COMENTÁRIO LITÚRGICO – 4º DOMINGO
DO ADVENTO – JESUS FILHO DE DAVI – 24.12.2017
Caros Leitores,
Neste quarto domingo do Advento, a
liturgia mostra a ascendência genealógica de Jesus como filho de
Davi, destacando que José e Maria são descendentes de Davi. Ou
seja, Jesus é filho de Davi seja pelo lado paterno (adotivo) de
José, seja pelo lado materno biológico de Maria. Os numerólogos
bíblicos fizeram as contas da sequência de gerações e observaram
que, desde Abraão até Davi, contam-se 14 gerações; de Davi ao
cativeiro da Babilônia são outras 14 gerações e do cativeiro da
Babilônia até o nascimento de Jesus são mais 14 gerações. (Ver
evangelho de Mateus, 1, 1-17). O rei Davi representa o apogeu do
desenvolvimento material do povo hebreu; o cativeiro da Babilônia
representa a pior catástrofe étnica, o auge da destruição; o
nascimento de Jesus representa, nessa linha de raciocínio, o novo
apogeu com o cumprimento da promessa de Javé. Davi e Jesus
significam, portanto, os pontos mais significativos da história do
povo de Deus, daí a importância de se demonstrar que Jesus era um
descendente de Davi.
Na primeira leitura, do segundo livro
de Samuel (2Sm 7, 1-16), lemos a profecia de Natan acerca do filho de
Davi, que reinaria para sempre, sendo confirmado na realeza.

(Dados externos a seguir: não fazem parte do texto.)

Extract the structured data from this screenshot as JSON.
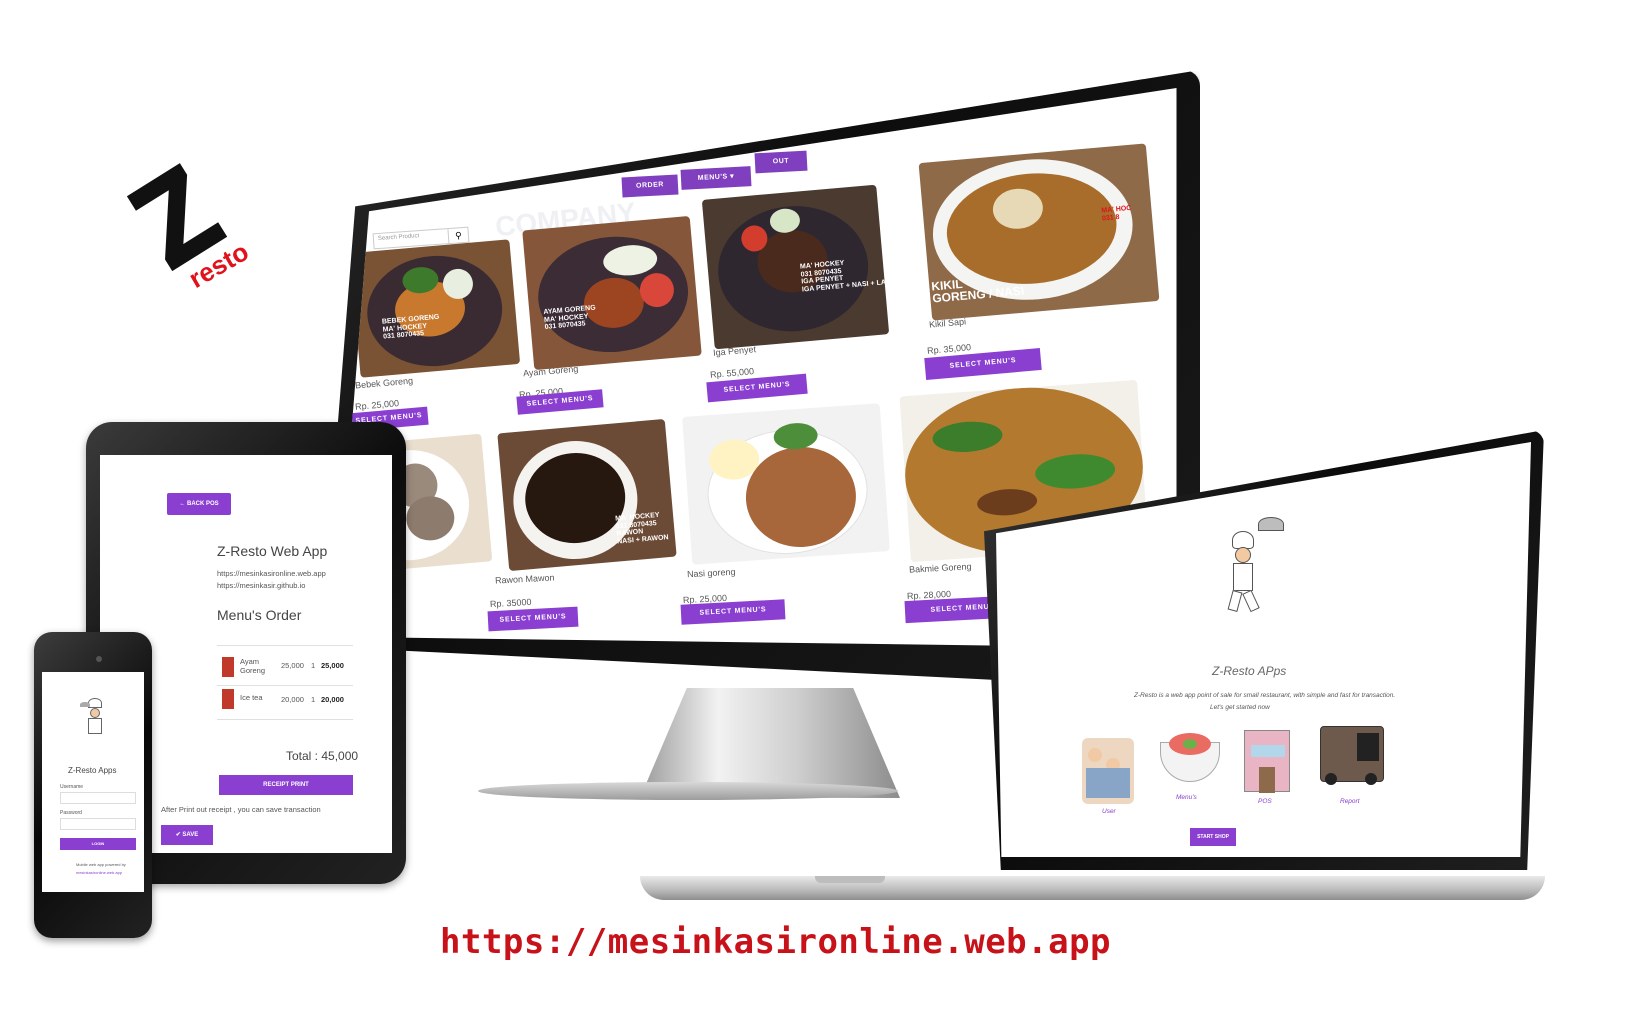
{
  "logo": {
    "letter": "Z",
    "word": "resto"
  },
  "monitor": {
    "nav": {
      "order": "ORDER",
      "menus": "MENU'S ▾",
      "out": "OUT"
    },
    "search": {
      "placeholder": "Search Product"
    },
    "watermark": "COMPANY",
    "items": [
      {
        "name": "Bebek Goreng",
        "price": "Rp. 25,000",
        "button": "SELECT MENU'S"
      },
      {
        "name": "Ayam Goreng",
        "price": "Rp. 25,000",
        "button": "SELECT MENU'S"
      },
      {
        "name": "Iga Penyet",
        "price": "Rp. 55,000",
        "button": "SELECT MENU'S"
      },
      {
        "name": "Kikil Sapi",
        "price": "Rp. 35,000",
        "button": "SELECT MENU'S"
      },
      {
        "name": "Rawon Mawon",
        "price": "Rp. 35000",
        "button": "SELECT MENU'S"
      },
      {
        "name": "Nasi goreng",
        "price": "Rp. 25,000",
        "button": "SELECT MENU'S"
      },
      {
        "name": "Bakmie Goreng",
        "price": "Rp. 28,000",
        "button": "SELECT MENU'S"
      }
    ],
    "image_captions": {
      "bebek": "BEBEK GORENG\nMA' HOCKEY\n031 8070435",
      "ayam": "AYAM GORENG\nMA' HOCKEY\n031 8070435",
      "iga": "MA' HOCKEY\n031 8070435\nIGA PENYET\nIGA PENYET + NASI + LALAPAN",
      "kikil_top": "MA' HOC\n031 8",
      "kikil_bottom": "KIKIL\nGORENG / NASI",
      "rawon": "MA' HOCKEY\n031 8070435\nRAWON\nNASI + RAWON"
    }
  },
  "tablet": {
    "back_button": "← BACK POS",
    "app_title": "Z-Resto Web App",
    "urls": [
      "https://mesinkasironline.web.app",
      "https://mesinkasir.github.io"
    ],
    "order_title": "Menu's Order",
    "rows": [
      {
        "name": "Ayam Goreng",
        "price": "25,000",
        "qty": "1",
        "total": "25,000"
      },
      {
        "name": "Ice tea",
        "price": "20,000",
        "qty": "1",
        "total": "20,000"
      }
    ],
    "total": "Total : 45,000",
    "receipt_button": "RECEIPT PRINT",
    "note": "After Print out receipt , you can save transaction",
    "save_button": "✔ SAVE"
  },
  "phone": {
    "title": "Z-Resto Apps",
    "username_label": "Username",
    "password_label": "Password",
    "login_button": "LOGIN",
    "footer_line1": "Mobile web app powered by",
    "footer_line2": "mesinkasironline.web.app"
  },
  "laptop": {
    "title": "Z-Resto APps",
    "description_line1": "Z-Resto is a web app point of sale for small restaurant, with simple and fast for transaction.",
    "description_line2": "Let's get started now",
    "features": [
      {
        "label": "User",
        "icon": "user-icon"
      },
      {
        "label": "Menu's",
        "icon": "salad-bowl-icon"
      },
      {
        "label": "POS",
        "icon": "restaurant-icon"
      },
      {
        "label": "Report",
        "icon": "food-truck-icon"
      }
    ],
    "start_button": "START SHOP"
  },
  "bottom_url": "https://mesinkasironline.web.app",
  "colors": {
    "accent": "#8a3fd1",
    "url": "#c8121a",
    "logo_red": "#e1121b"
  }
}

Historicamente, este filho de Davi foi Salomão, responsável pela
construção do templo e famoso por sua legendária sabedoria. No
sentido transistórico, aproveitando o cálculo genealógico das
gerações anteriores a Jesus, explicado por Mateus, o filho de Davi
confirmado perenemente na realeza é Jesus Cristo. A insistência do
evangelista em ressaltar a descendência de Jesus da linhagem de Davi
tem por objetivo interligar o nascimento de Cristo com a promessa de
Javeh aos antigos patriarcas, fundamentando assim a fé no Messias
salvador prometido pelas escrituras. O rei Davi queria construir uma
casa digna para o Senhor, um templo suntuoso, mais do que o palácio
onde ele, o rei, morava. No entanto, através do profeta Natan, Javeh
fez ver a Davi que essa honra não seria dele, mas de um filho dele.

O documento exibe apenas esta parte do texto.